Question 12: Voting App Scheduling Scenario
Question Type: Scenario
Context: In the Example Voting App, you want to optimize scheduling for production. You have a 5-node cluster: 2 nodes with SSDs, 3 nodes with HDDs. Your requirements are:
- Postgres must run on SSD nodes for database performance
- Vote service (3 replicas) should spread across different nodes for HA
- Worker pods should avoid SSD nodes to leave those for the database
Question: Which scheduling configuration correctly implements these requirements?
Options:
A) Required node affinity for postgres (disktype=ssd), preferred pod anti-affinity for vote, no configuration for worker B) Required node affinity for postgres (disktype=ssd), required pod anti-affinity for vote, required node affinity for worker (disktype=hdd) C) Required node affinity for postgres (disktype=ssd), preferred pod anti-affinity for vote, preferred node affinity for worker (disktype=hdd) D) Taint SSD nodes with dedicated=database:NoSchedule, add tolerations to postgres and worker, preferred pod anti-affinity for vote
Correct Answer: C
Explanation: Option C correctly balances hard requirements with soft preferences. Postgres gets required affinity for SSD (hard requirement for performance). Vote gets preferred anti-affinity (spread for HA but flexible if needed). Worker gets preferred affinity for HDD (preference but not blocking). Option A doesn't address keeping worker off SSDs. Option B makes anti-affinity required (problematic if you need to scale vote beyond node count) and makes worker HDD required (might cause scheduling failures). Option D uses taints but then gives worker a toleration, which allows but doesn't prevent it from using SSD nodes.

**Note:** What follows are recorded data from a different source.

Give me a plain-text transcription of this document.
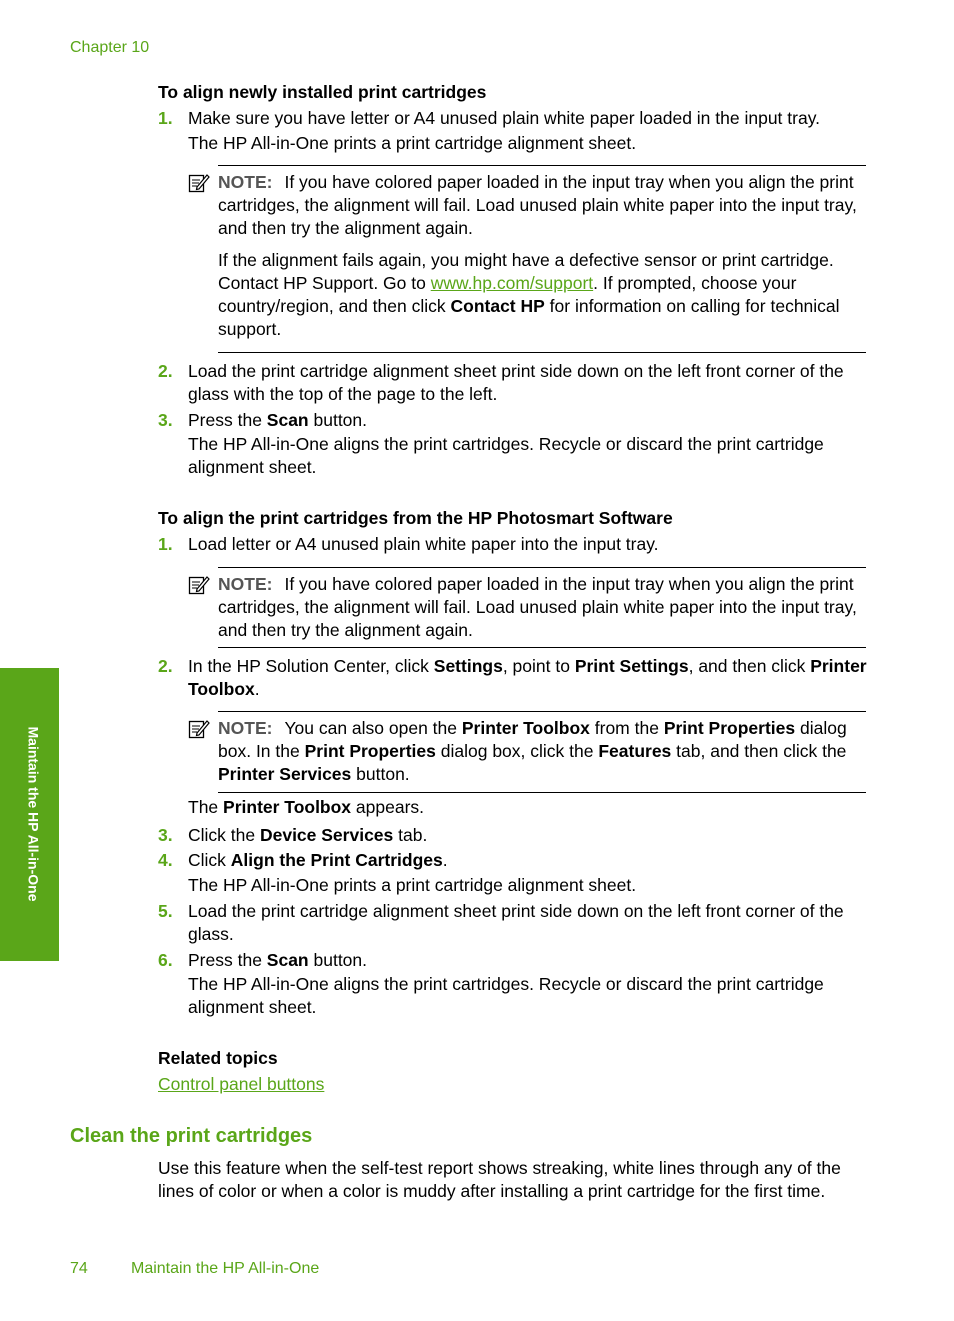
Chapter 10
Maintain the HP All-in-One
To align newly installed print cartridges
1. Make sure you have letter or A4 unused plain white paper loaded in the input tray.
The HP All-in-One prints a print cartridge alignment sheet.
NOTE: If you have colored paper loaded in the input tray when you align the print cartridges, the alignment will fail. Load unused plain white paper into the input tray, and then try the alignment again.
If the alignment fails again, you might have a defective sensor or print cartridge. Contact HP Support. Go to www.hp.com/support. If prompted, choose your country/region, and then click Contact HP for information on calling for technical support.
2. Load the print cartridge alignment sheet print side down on the left front corner of the glass with the top of the page to the left.
3. Press the Scan button.
The HP All-in-One aligns the print cartridges. Recycle or discard the print cartridge alignment sheet.
To align the print cartridges from the HP Photosmart Software
1. Load letter or A4 unused plain white paper into the input tray.
NOTE: If you have colored paper loaded in the input tray when you align the print cartridges, the alignment will fail. Load unused plain white paper into the input tray, and then try the alignment again.
2. In the HP Solution Center, click Settings, point to Print Settings, and then click Printer Toolbox.
NOTE: You can also open the Printer Toolbox from the Print Properties dialog box. In the Print Properties dialog box, click the Features tab, and then click the Printer Services button.
The Printer Toolbox appears.
3. Click the Device Services tab.
4. Click Align the Print Cartridges.
The HP All-in-One prints a print cartridge alignment sheet.
5. Load the print cartridge alignment sheet print side down on the left front corner of the glass.
6. Press the Scan button.
The HP All-in-One aligns the print cartridges. Recycle or discard the print cartridge alignment sheet.
Related topics
Control panel buttons
Clean the print cartridges
Use this feature when the self-test report shows streaking, white lines through any of the lines of color or when a color is muddy after installing a print cartridge for the first time.
74	Maintain the HP All-in-One
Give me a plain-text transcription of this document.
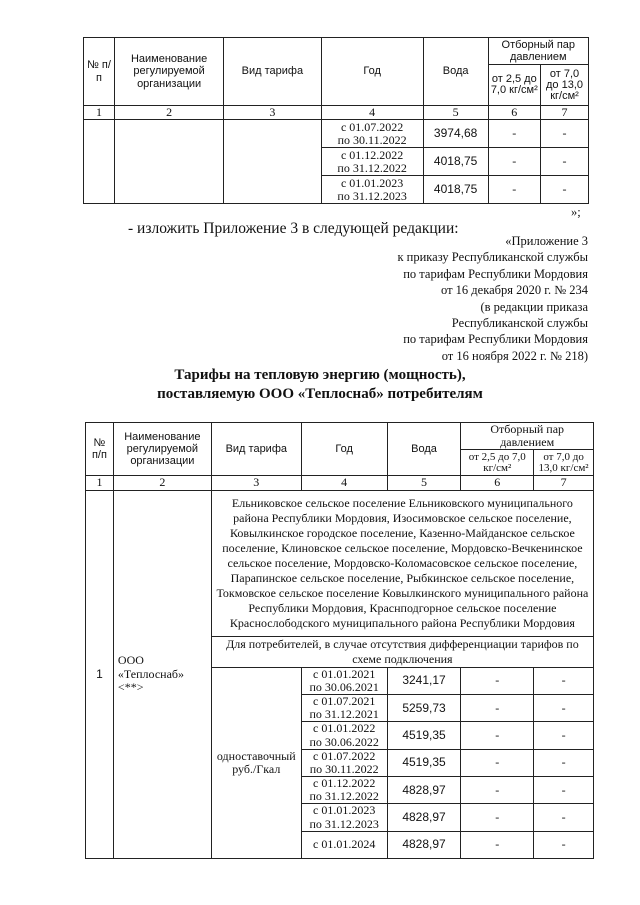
№ п/п	Наименование регулируемой организации	Вид тарифа	Год	Вода	Отборный пар давлением	
					от 2,5 до 7,0 кг/см²	от 7,0 до 13,0 кг/см²
1	2	3	4	5	6	7

			с 01.07.2022
по 30.11.2022	3974,68	-	-

			с 01.12.2022
по 31.12.2022	4018,75	-	-

			с 01.01.2023
по 31.12.2023	4018,75	-	-
»;
- изложить Приложение 3 в следующей редакции:
«Приложение 3
к приказу Республиканской службы
по тарифам Республики Мордовия
от 16 декабря 2020 г. № 234
(в редакции приказа
Республиканской службы
по тарифам Республики Мордовия
от 16 ноября 2022 г. № 218)
Тарифы на тепловую энергию (мощность),
поставляемую ООО «Теплоснаб» потребителям
№ п/п	Наименование регулируемой организации	Вид тарифа	Год	Вода	Отборный пар давлением	
					от 2,5 до 7,0 кг/см²	от 7,0 до 13,0 кг/см²
1	2	3	4	5	6	7
1	ООО «Теплоснаб» <**>	Ельниковское сельское поселение Ельниковского муниципального района Республики Мордовия, Изосимовское сельское поселение, Ковылкинское городское поселение, Казенно-Майданское сельское поселение, Клиновское сельское поселение, Мордовско-Вечкенинское сельское поселение, Мордовско-Коломасовское сельское поселение, Парапинское сельское поселение, Рыбкинское сельское поселение, Токмовское сельское поселение Ковылкинского муниципального района Республики Мордовия, Краснподгорное сельское поселение Краснослободского муниципального района Республики Мордовия				
		Для потребителей, в случае отсутствия дифференциации тарифов по схеме подключения				
		одноставочный руб./Гкал	с 01.01.2021
по 30.06.2021	3241,17	-	-

			с 01.07.2021
по 31.12.2021	5259,73	-	-

			с 01.01.2022
по 30.06.2022	4519,35	-	-

			с 01.07.2022
по 30.11.2022	4519,35	-	-

			с 01.12.2022
по 31.12.2022	4828,97	-	-

			с 01.01.2023
по 31.12.2023	4828,97	-	-

			с 01.01.2024	4828,97	-	-
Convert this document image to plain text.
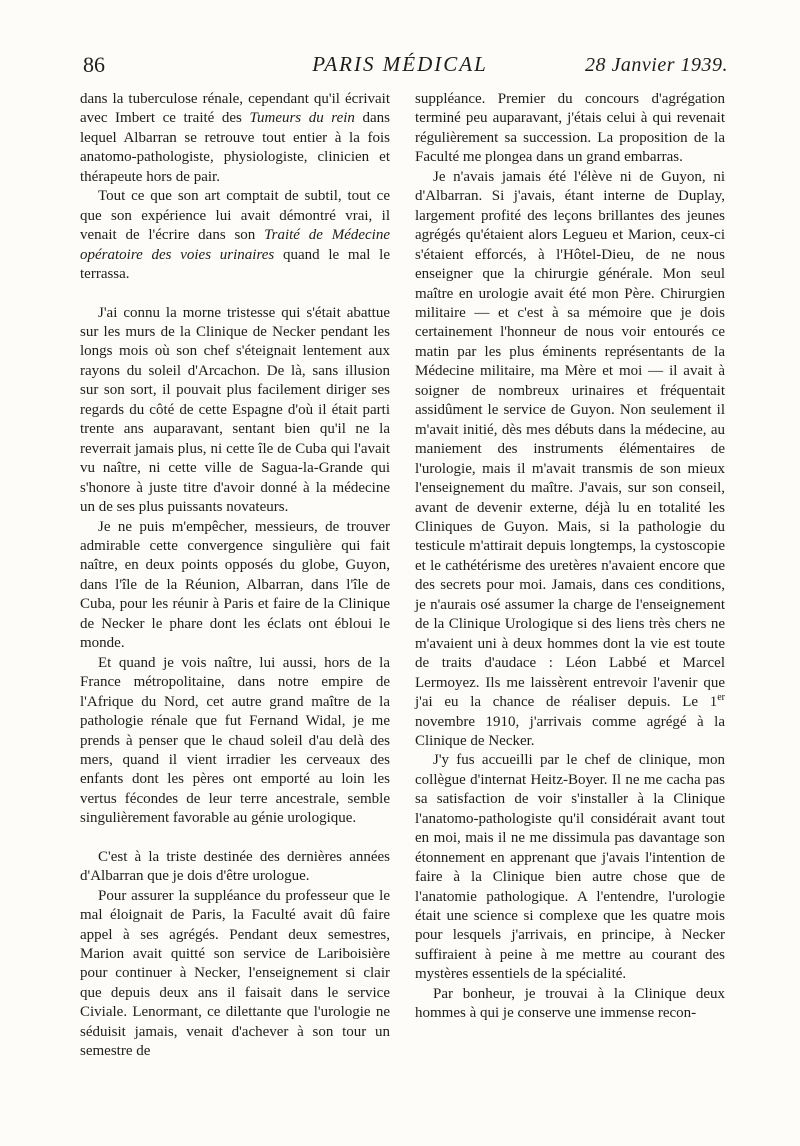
86	PARIS MÉDICAL	28 Janvier 1939.

dans la tuberculose rénale, cependant qu'il écrivait avec Imbert ce traité des Tumeurs du rein dans lequel Albarran se retrouve tout entier à la fois anatomo-pathologiste, physiologiste, clinicien et thérapeute hors de pair.

Tout ce que son art comptait de subtil, tout ce que son expérience lui avait démontré vrai, il venait de l'écrire dans son Traité de Médecine opératoire des voies urinaires quand le mal le terrassa.

J'ai connu la morne tristesse qui s'était abattue sur les murs de la Clinique de Necker pendant les longs mois où son chef s'éteignait lentement aux rayons du soleil d'Arcachon. De là, sans illusion sur son sort, il pouvait plus facilement diriger ses regards du côté de cette Espagne d'où il était parti trente ans auparavant, sentant bien qu'il ne la reverrait jamais plus, ni cette île de Cuba qui l'avait vu naître, ni cette ville de Sagua-la-Grande qui s'honore à juste titre d'avoir donné à la médecine un de ses plus puissants novateurs.

Je ne puis m'empêcher, messieurs, de trouver admirable cette convergence singulière qui fait naître, en deux points opposés du globe, Guyon, dans l'île de la Réunion, Albarran, dans l'île de Cuba, pour les réunir à Paris et faire de la Clinique de Necker le phare dont les éclats ont ébloui le monde.

Et quand je vois naître, lui aussi, hors de la France métropolitaine, dans notre empire de l'Afrique du Nord, cet autre grand maître de la pathologie rénale que fut Fernand Widal, je me prends à penser que le chaud soleil d'au delà des mers, quand il vient irradier les cerveaux des enfants dont les pères ont emporté au loin les vertus fécondes de leur terre ancestrale, semble singulièrement favorable au génie urologique.

C'est à la triste destinée des dernières années d'Albarran que je dois d'être urologue.

Pour assurer la suppléance du professeur que le mal éloignait de Paris, la Faculté avait dû faire appel à ses agrégés. Pendant deux semestres, Marion avait quitté son service de Lariboisière pour continuer à Necker, l'enseignement si clair que depuis deux ans il faisait dans le service Civiale. Lenormant, ce dilettante que l'urologie ne séduisit jamais, venait d'achever à son tour un semestre de

suppléance. Premier du concours d'agrégation terminé peu auparavant, j'étais celui à qui revenait régulièrement sa succession. La proposition de la Faculté me plongea dans un grand embarras.

Je n'avais jamais été l'élève ni de Guyon, ni d'Albarran. Si j'avais, étant interne de Duplay, largement profité des leçons brillantes des jeunes agrégés qu'étaient alors Legueu et Marion, ceux-ci s'étaient efforcés, à l'Hôtel-Dieu, de ne nous enseigner que la chirurgie générale. Mon seul maître en urologie avait été mon Père. Chirurgien militaire — et c'est à sa mémoire que je dois certainement l'honneur de nous voir entourés ce matin par les plus éminents représentants de la Médecine militaire, ma Mère et moi — il avait à soigner de nombreux urinaires et fréquentait assidûment le service de Guyon. Non seulement il m'avait initié, dès mes débuts dans la médecine, au maniement des instruments élémentaires de l'urologie, mais il m'avait transmis de son mieux l'enseignement du maître. J'avais, sur son conseil, avant de devenir externe, déjà lu en totalité les Cliniques de Guyon. Mais, si la pathologie du testicule m'attirait depuis longtemps, la cystoscopie et le cathétérisme des uretères n'avaient encore que des secrets pour moi. Jamais, dans ces conditions, je n'aurais osé assumer la charge de l'enseignement de la Clinique Urologique si des liens très chers ne m'avaient uni à deux hommes dont la vie est toute de traits d'audace : Léon Labbé et Marcel Lermoyez. Ils me laissèrent entrevoir l'avenir que j'ai eu la chance de réaliser depuis. Le 1er novembre 1910, j'arrivais comme agrégé à la Clinique de Necker.

J'y fus accueilli par le chef de clinique, mon collègue d'internat Heitz-Boyer. Il ne me cacha pas sa satisfaction de voir s'installer à la Clinique l'anatomo-pathologiste qu'il considérait avant tout en moi, mais il ne me dissimula pas davantage son étonnement en apprenant que j'avais l'intention de faire à la Clinique bien autre chose que de l'anatomie pathologique. A l'entendre, l'urologie était une science si complexe que les quatre mois pour lesquels j'arrivais, en principe, à Necker suffiraient à peine à me mettre au courant des mystères essentiels de la spécialité.

Par bonheur, je trouvai à la Clinique deux hommes à qui je conserve une immense recon-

Question 13: Taint vs Affinity Purpose
Question Type: Multiple Choice
Question: What is the fundamental difference in purpose between taints/tolerations and node affinity?
Options:
A) Taints are for security isolation, affinity is for performance optimization B) Taints are configured on nodes and repel pods, affinity is configured on pods and attracts them to nodes C) Taints apply to all pods in a namespace, affinity applies to individual pods D) Taints are evaluated during the filtering phase, affinity is evaluated during the scoring phase
Correct Answer: B
Explanation: The core distinction is direction and configuration location. Taints are node-level configurations that push pods away (repel). Affinity rules are pod-level configurations that pull pods toward nodes (attract). This architectural difference matters: taints let cluster administrators control which workloads can use nodes without modifying pod specs. Affinity lets developers specify where their pods should run. Option A oversimplifies - both can serve security and performance. Option C is wrong - taints are node-scoped, not namespace-scoped. Option D is partially true but doesn't capture the fundamental purpose difference.